В одолеваемом дремотой мозгу Эшера стоял беззвучный вопль: «Проснись! Проснись!» Но сознание его было странным образом как бы удалено от тела на огромное расстояние. Лязг колес становился все глуше, вагон покачивало убаюкивающе, и казалось, что купе, полураздетая женщина и вообще все, случившееся сегодня после полудня, когда он растолковывал санскритские корни латыни старшекурснику, которого звали Пэттифер, было не более чем дурным сном.

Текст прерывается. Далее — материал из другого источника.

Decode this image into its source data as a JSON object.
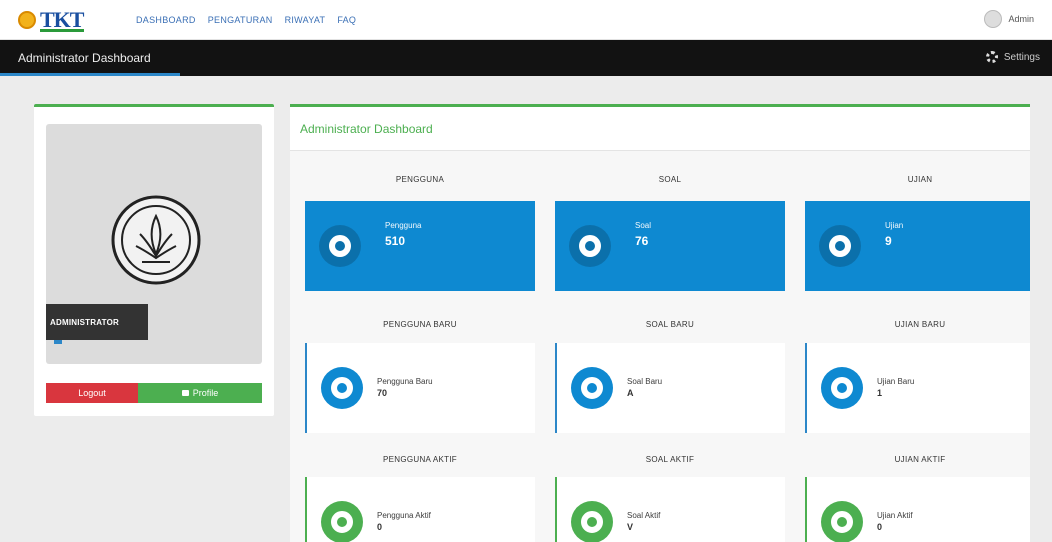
{
  "topnav": {
    "logo_text": "TKT",
    "links": [
      "DASHBOARD",
      "PENGATURAN",
      "RIWAYAT",
      "FAQ"
    ],
    "user_name": "Admin"
  },
  "titlebar": {
    "title": "Administrator Dashboard",
    "right_label": "Settings"
  },
  "profile": {
    "role": "ADMINISTRATOR",
    "btn_left": "Logout",
    "btn_right": "Profile"
  },
  "main": {
    "header": "Administrator Dashboard",
    "columns": [
      {
        "title_1": "PENGGUNA",
        "blue": {
          "label": "Pengguna",
          "value": "510"
        },
        "title_2": "PENGGUNA BARU",
        "mid": {
          "label": "Pengguna Baru",
          "value": "70"
        },
        "title_3": "PENGGUNA AKTIF",
        "bottom": {
          "label": "Pengguna Aktif",
          "value": "0"
        }
      },
      {
        "title_1": "SOAL",
        "blue": {
          "label": "Soal",
          "value": "76"
        },
        "title_2": "SOAL BARU",
        "mid": {
          "label": "Soal Baru",
          "value": "A"
        },
        "title_3": "SOAL AKTIF",
        "bottom": {
          "label": "Soal Aktif",
          "value": "V"
        }
      },
      {
        "title_1": "UJIAN",
        "blue": {
          "label": "Ujian",
          "value": "9"
        },
        "title_2": "UJIAN BARU",
        "mid": {
          "label": "Ujian Baru",
          "value": "1"
        },
        "title_3": "UJIAN AKTIF",
        "bottom": {
          "label": "Ujian Aktif",
          "value": "0"
        }
      }
    ]
  },
  "colors": {
    "blue": "#0e89d1",
    "green": "#4caf50",
    "red": "#d9363e",
    "dark": "#121212"
  }
}
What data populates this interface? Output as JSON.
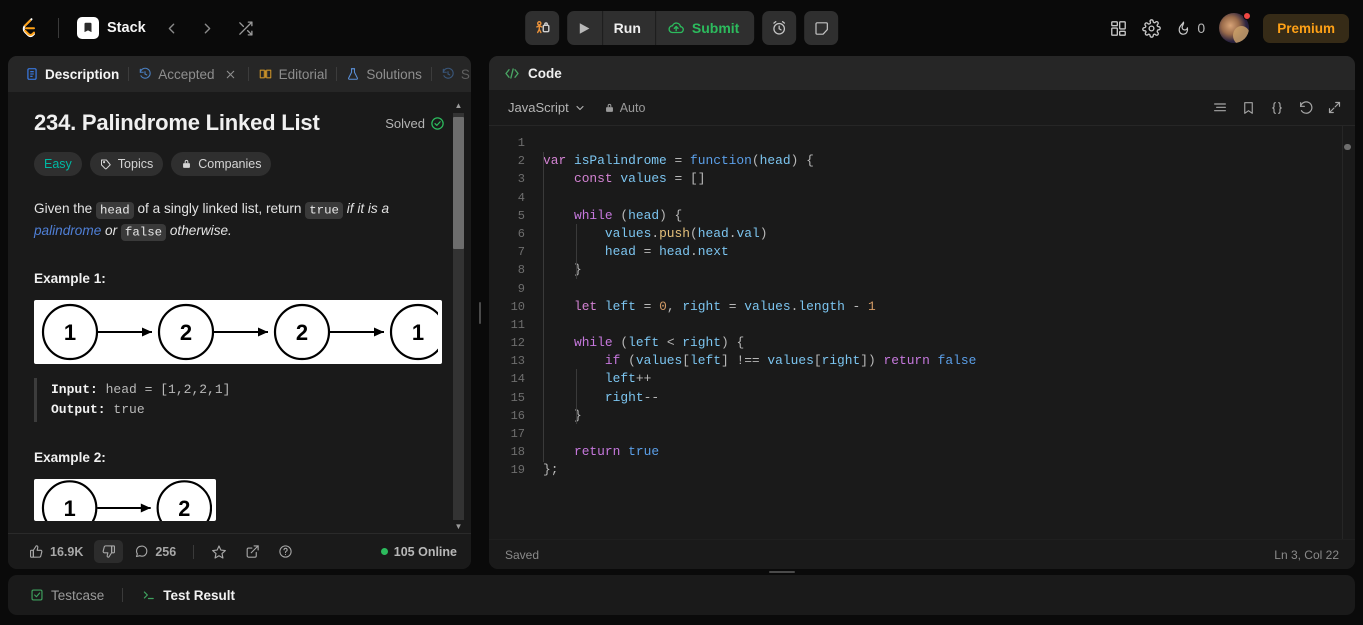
{
  "navbar": {
    "logo_icon": "leetcode-logo-icon",
    "stack": {
      "label": "Stack",
      "icon": "stack-book-icon"
    },
    "prev_icon": "chevron-left-icon",
    "next_icon": "chevron-right-icon",
    "shuffle_icon": "shuffle-icon",
    "playground_icon": "playground-debug-icon",
    "play_icon": "play-triangle-icon",
    "run_label": "Run",
    "submit_label": "Submit",
    "submit_icon": "cloud-upload-icon",
    "timer_icon": "alarm-clock-icon",
    "note_icon": "sticky-note-icon",
    "apps_icon": "grid-apps-icon",
    "settings_icon": "gear-icon",
    "streak_icon": "flame-icon",
    "streak_count": "0",
    "avatar_icon": "user-avatar",
    "premium_label": "Premium"
  },
  "left_panel": {
    "tabs": [
      {
        "label": "Description",
        "icon": "document-icon",
        "active": true,
        "closable": false
      },
      {
        "label": "Accepted",
        "icon": "history-icon",
        "active": false,
        "closable": true
      },
      {
        "label": "Editorial",
        "icon": "book-icon",
        "active": false,
        "closable": false
      },
      {
        "label": "Solutions",
        "icon": "flask-icon",
        "active": false,
        "closable": false
      },
      {
        "label": "S",
        "icon": "history-icon",
        "active": false,
        "closable": false
      }
    ],
    "problem": {
      "title": "234. Palindrome Linked List",
      "solved_label": "Solved",
      "solved_icon": "check-circle-icon",
      "difficulty": "Easy",
      "topics_label": "Topics",
      "topics_icon": "tag-icon",
      "companies_label": "Companies",
      "companies_icon": "lock-icon",
      "statement": {
        "p1_a": "Given the ",
        "code_head": "head",
        "p1_b": " of a singly linked list, return ",
        "code_true": "true",
        "p1_c": " if it is a ",
        "link_palindrome": "palindrome",
        "p1_d": " or ",
        "code_false": "false",
        "p1_e": " otherwise."
      },
      "examples": [
        {
          "heading": "Example 1:",
          "nodes": [
            "1",
            "2",
            "2",
            "1"
          ],
          "input_key": "Input:",
          "input_val": "head = [1,2,2,1]",
          "output_key": "Output:",
          "output_val": "true"
        },
        {
          "heading": "Example 2:",
          "nodes": [
            "1",
            "2"
          ]
        }
      ]
    },
    "footer": {
      "like_icon": "thumbs-up-icon",
      "like_count": "16.9K",
      "dislike_icon": "thumbs-down-icon",
      "comment_icon": "comment-icon",
      "comment_count": "256",
      "star_icon": "star-icon",
      "share_icon": "share-external-icon",
      "help_icon": "question-circle-icon",
      "online_label": "105 Online"
    },
    "scrollbar": {
      "up_icon": "scroll-up-arrow",
      "down_icon": "scroll-down-arrow"
    }
  },
  "code_panel": {
    "header_label": "Code",
    "header_icon": "code-brackets-icon",
    "language": "JavaScript",
    "language_caret_icon": "chevron-down-icon",
    "auto_label": "Auto",
    "auto_icon": "lock-icon",
    "tools": [
      {
        "icon": "format-lines-icon"
      },
      {
        "icon": "bookmark-icon"
      },
      {
        "icon": "curly-braces-icon"
      },
      {
        "icon": "reset-undo-icon"
      },
      {
        "icon": "expand-fullscreen-icon"
      }
    ],
    "status_left": "Saved",
    "status_right": "Ln 3, Col 22",
    "code_lines": [
      {
        "n": "1",
        "tokens": []
      },
      {
        "n": "2",
        "tokens": [
          {
            "t": "var ",
            "c": "kw"
          },
          {
            "t": "isPalindrome",
            "c": "ident"
          },
          {
            "t": " = ",
            "c": "punc"
          },
          {
            "t": "function",
            "c": "fn-kw"
          },
          {
            "t": "(",
            "c": "punc"
          },
          {
            "t": "head",
            "c": "ident"
          },
          {
            "t": ") {",
            "c": "punc"
          }
        ]
      },
      {
        "n": "3",
        "tokens": [
          {
            "t": "    ",
            "c": "plain"
          },
          {
            "t": "const ",
            "c": "kw"
          },
          {
            "t": "values",
            "c": "ident"
          },
          {
            "t": " = []",
            "c": "punc"
          }
        ]
      },
      {
        "n": "4",
        "tokens": []
      },
      {
        "n": "5",
        "tokens": [
          {
            "t": "    ",
            "c": "plain"
          },
          {
            "t": "while ",
            "c": "kw2"
          },
          {
            "t": "(",
            "c": "punc"
          },
          {
            "t": "head",
            "c": "ident"
          },
          {
            "t": ") {",
            "c": "punc"
          }
        ]
      },
      {
        "n": "6",
        "tokens": [
          {
            "t": "        ",
            "c": "plain"
          },
          {
            "t": "values",
            "c": "ident"
          },
          {
            "t": ".",
            "c": "punc"
          },
          {
            "t": "push",
            "c": "meth"
          },
          {
            "t": "(",
            "c": "punc"
          },
          {
            "t": "head",
            "c": "ident"
          },
          {
            "t": ".",
            "c": "punc"
          },
          {
            "t": "val",
            "c": "ident"
          },
          {
            "t": ")",
            "c": "punc"
          }
        ]
      },
      {
        "n": "7",
        "tokens": [
          {
            "t": "        ",
            "c": "plain"
          },
          {
            "t": "head",
            "c": "ident"
          },
          {
            "t": " = ",
            "c": "punc"
          },
          {
            "t": "head",
            "c": "ident"
          },
          {
            "t": ".",
            "c": "punc"
          },
          {
            "t": "next",
            "c": "ident"
          }
        ]
      },
      {
        "n": "8",
        "tokens": [
          {
            "t": "    }",
            "c": "punc"
          }
        ]
      },
      {
        "n": "9",
        "tokens": []
      },
      {
        "n": "10",
        "tokens": [
          {
            "t": "    ",
            "c": "plain"
          },
          {
            "t": "let ",
            "c": "kw"
          },
          {
            "t": "left",
            "c": "ident"
          },
          {
            "t": " = ",
            "c": "punc"
          },
          {
            "t": "0",
            "c": "num"
          },
          {
            "t": ", ",
            "c": "punc"
          },
          {
            "t": "right",
            "c": "ident"
          },
          {
            "t": " = ",
            "c": "punc"
          },
          {
            "t": "values",
            "c": "ident"
          },
          {
            "t": ".",
            "c": "punc"
          },
          {
            "t": "length",
            "c": "ident"
          },
          {
            "t": " - ",
            "c": "punc"
          },
          {
            "t": "1",
            "c": "num"
          }
        ]
      },
      {
        "n": "11",
        "tokens": []
      },
      {
        "n": "12",
        "tokens": [
          {
            "t": "    ",
            "c": "plain"
          },
          {
            "t": "while ",
            "c": "kw2"
          },
          {
            "t": "(",
            "c": "punc"
          },
          {
            "t": "left",
            "c": "ident"
          },
          {
            "t": " < ",
            "c": "punc"
          },
          {
            "t": "right",
            "c": "ident"
          },
          {
            "t": ") {",
            "c": "punc"
          }
        ]
      },
      {
        "n": "13",
        "tokens": [
          {
            "t": "        ",
            "c": "plain"
          },
          {
            "t": "if ",
            "c": "kw2"
          },
          {
            "t": "(",
            "c": "punc"
          },
          {
            "t": "values",
            "c": "ident"
          },
          {
            "t": "[",
            "c": "punc"
          },
          {
            "t": "left",
            "c": "ident"
          },
          {
            "t": "] !== ",
            "c": "punc"
          },
          {
            "t": "values",
            "c": "ident"
          },
          {
            "t": "[",
            "c": "punc"
          },
          {
            "t": "right",
            "c": "ident"
          },
          {
            "t": "]) ",
            "c": "punc"
          },
          {
            "t": "return ",
            "c": "kw2"
          },
          {
            "t": "false",
            "c": "bool"
          }
        ]
      },
      {
        "n": "14",
        "tokens": [
          {
            "t": "        ",
            "c": "plain"
          },
          {
            "t": "left",
            "c": "ident"
          },
          {
            "t": "++",
            "c": "punc"
          }
        ]
      },
      {
        "n": "15",
        "tokens": [
          {
            "t": "        ",
            "c": "plain"
          },
          {
            "t": "right",
            "c": "ident"
          },
          {
            "t": "--",
            "c": "punc"
          }
        ]
      },
      {
        "n": "16",
        "tokens": [
          {
            "t": "    }",
            "c": "punc"
          }
        ]
      },
      {
        "n": "17",
        "tokens": []
      },
      {
        "n": "18",
        "tokens": [
          {
            "t": "    ",
            "c": "plain"
          },
          {
            "t": "return ",
            "c": "kw2"
          },
          {
            "t": "true",
            "c": "bool"
          }
        ]
      },
      {
        "n": "19",
        "tokens": [
          {
            "t": "};",
            "c": "punc"
          }
        ]
      }
    ]
  },
  "console": {
    "tabs": [
      {
        "label": "Testcase",
        "icon": "checkbox-icon",
        "active": false
      },
      {
        "label": "Test Result",
        "icon": "terminal-prompt-icon",
        "active": true
      }
    ]
  },
  "colors": {
    "accent_orange": "#ffa116",
    "green": "#2cbb5d",
    "teal_easy": "#00b8a3",
    "link_blue": "#4f7fd6",
    "notif_red": "#ef4743"
  }
}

— Бедное создание, но мы в основном питаемся именно бедными — с богатыми больше хлопот. — Свет газового рожка замерцал на обнажившихся клыках. — Так вы верите, что я могу проделать это с кем угодно? С вами и с любым, кто встретится со мной взглядом.
«Нет, — вяло подумал Эшер, пытаясь вынырнуть на поверхность из мутных темных глубин. — Нет».
— Нет! — Он заставил себя подняться и покачнулся, словно и впрямь только что проснувшись. Несколько секунд он чувствовал стальную мысленную хватку вампира и боролся с ней изо всех сил. Но за время работы в министерстве иностранных дел Эшер научился в критические моменты как бы отстраняться от собственных поступков. В ту ночь, когда он застрелил беднягу Жана ван дер Плаца, он не почувствовал ничего. Как теперь. Может быть, именно это и заставило его выйти из Большой Игры.